I need to find the probability that I am not selected for any of these 2000 samples.
I have this so far:
P(Not selected for any of 2000 samples)=P(not in sample 1 $\cap$ not in sample 2 $\cap$ ... $\cap$ not in sample 2000)=1-P(sample 1 $\cup$ sample 2 $\cup$ ... $\cup$ sample 2000)
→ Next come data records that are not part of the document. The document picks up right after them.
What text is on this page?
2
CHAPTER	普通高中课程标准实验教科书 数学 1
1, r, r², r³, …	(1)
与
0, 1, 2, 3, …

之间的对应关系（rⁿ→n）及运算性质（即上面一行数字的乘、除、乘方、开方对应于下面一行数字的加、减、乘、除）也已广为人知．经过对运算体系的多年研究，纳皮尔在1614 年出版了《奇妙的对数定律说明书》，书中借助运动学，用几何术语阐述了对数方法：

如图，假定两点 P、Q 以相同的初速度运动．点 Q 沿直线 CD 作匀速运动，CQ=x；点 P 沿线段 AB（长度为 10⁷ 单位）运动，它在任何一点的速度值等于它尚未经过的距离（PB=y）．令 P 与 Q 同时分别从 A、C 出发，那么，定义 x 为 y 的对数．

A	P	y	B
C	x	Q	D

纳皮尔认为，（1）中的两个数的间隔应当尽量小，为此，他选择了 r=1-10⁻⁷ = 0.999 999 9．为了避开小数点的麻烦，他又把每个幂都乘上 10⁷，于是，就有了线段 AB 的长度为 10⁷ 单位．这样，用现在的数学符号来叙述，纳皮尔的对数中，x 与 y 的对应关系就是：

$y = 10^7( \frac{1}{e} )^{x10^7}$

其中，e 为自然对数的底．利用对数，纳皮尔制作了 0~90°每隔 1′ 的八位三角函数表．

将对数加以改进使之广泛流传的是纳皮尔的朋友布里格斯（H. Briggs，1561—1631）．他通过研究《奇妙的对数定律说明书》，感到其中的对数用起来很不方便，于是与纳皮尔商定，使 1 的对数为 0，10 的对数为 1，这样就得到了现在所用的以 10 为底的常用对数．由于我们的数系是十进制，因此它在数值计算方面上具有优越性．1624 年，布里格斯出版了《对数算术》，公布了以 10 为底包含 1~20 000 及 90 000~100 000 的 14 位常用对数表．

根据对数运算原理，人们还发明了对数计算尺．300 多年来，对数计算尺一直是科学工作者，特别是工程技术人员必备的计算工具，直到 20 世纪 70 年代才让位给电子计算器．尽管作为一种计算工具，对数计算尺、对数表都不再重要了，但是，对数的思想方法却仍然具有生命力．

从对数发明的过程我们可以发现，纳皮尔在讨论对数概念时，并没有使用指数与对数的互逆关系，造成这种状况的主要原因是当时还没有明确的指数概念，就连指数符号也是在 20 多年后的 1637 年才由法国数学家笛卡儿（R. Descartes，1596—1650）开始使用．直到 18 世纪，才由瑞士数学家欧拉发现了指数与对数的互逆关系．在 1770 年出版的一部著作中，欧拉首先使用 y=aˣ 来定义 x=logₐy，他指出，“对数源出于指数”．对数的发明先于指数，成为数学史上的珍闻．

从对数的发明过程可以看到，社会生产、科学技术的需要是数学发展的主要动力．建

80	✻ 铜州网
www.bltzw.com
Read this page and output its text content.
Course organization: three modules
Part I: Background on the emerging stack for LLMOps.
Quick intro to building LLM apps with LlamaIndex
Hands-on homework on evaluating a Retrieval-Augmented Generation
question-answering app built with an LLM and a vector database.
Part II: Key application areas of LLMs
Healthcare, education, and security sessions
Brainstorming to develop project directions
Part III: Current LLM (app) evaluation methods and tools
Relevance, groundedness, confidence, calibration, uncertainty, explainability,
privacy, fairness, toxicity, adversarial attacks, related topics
To find the latter probability, do I need to use the generalized form of $P(A\cup B)=P(A)+P(B)-P(A\cap B)$?
Or more specifically:
$1-[2000P(in 1 sample)-c(2000,2)P(in 2 samples)+c(2000,3)P(in 3 samples)-...+c(2000,1999)P(in 1999 samples)-P(in 2000 samples)]$
I know that the probability that I am selected for any ONE sample is: $\frac{1,000}{100,000,000}=\frac{1}{100,000}$. Then, the probability that I am selected for any two samples is $(\frac{1}{100,000})^2$ and so on.
Am I on the right path? Is there an easier way to solve this problem than computing 2000 values and then summing them?
You are in a sample with probability $$\frac{1000}{100000000} = 10^{-5}$$ Then, $1-10^{-}5$ is the probability that you are not in a generic sample. Since your presence in the sample $i$ is independent from your presence in the sample $j$, for all $i \neq j$, then you have to multiply all these probability. Hence $$(1-10^{-5})^{2000} = 0.980198575286329....$$ is what you are looking for.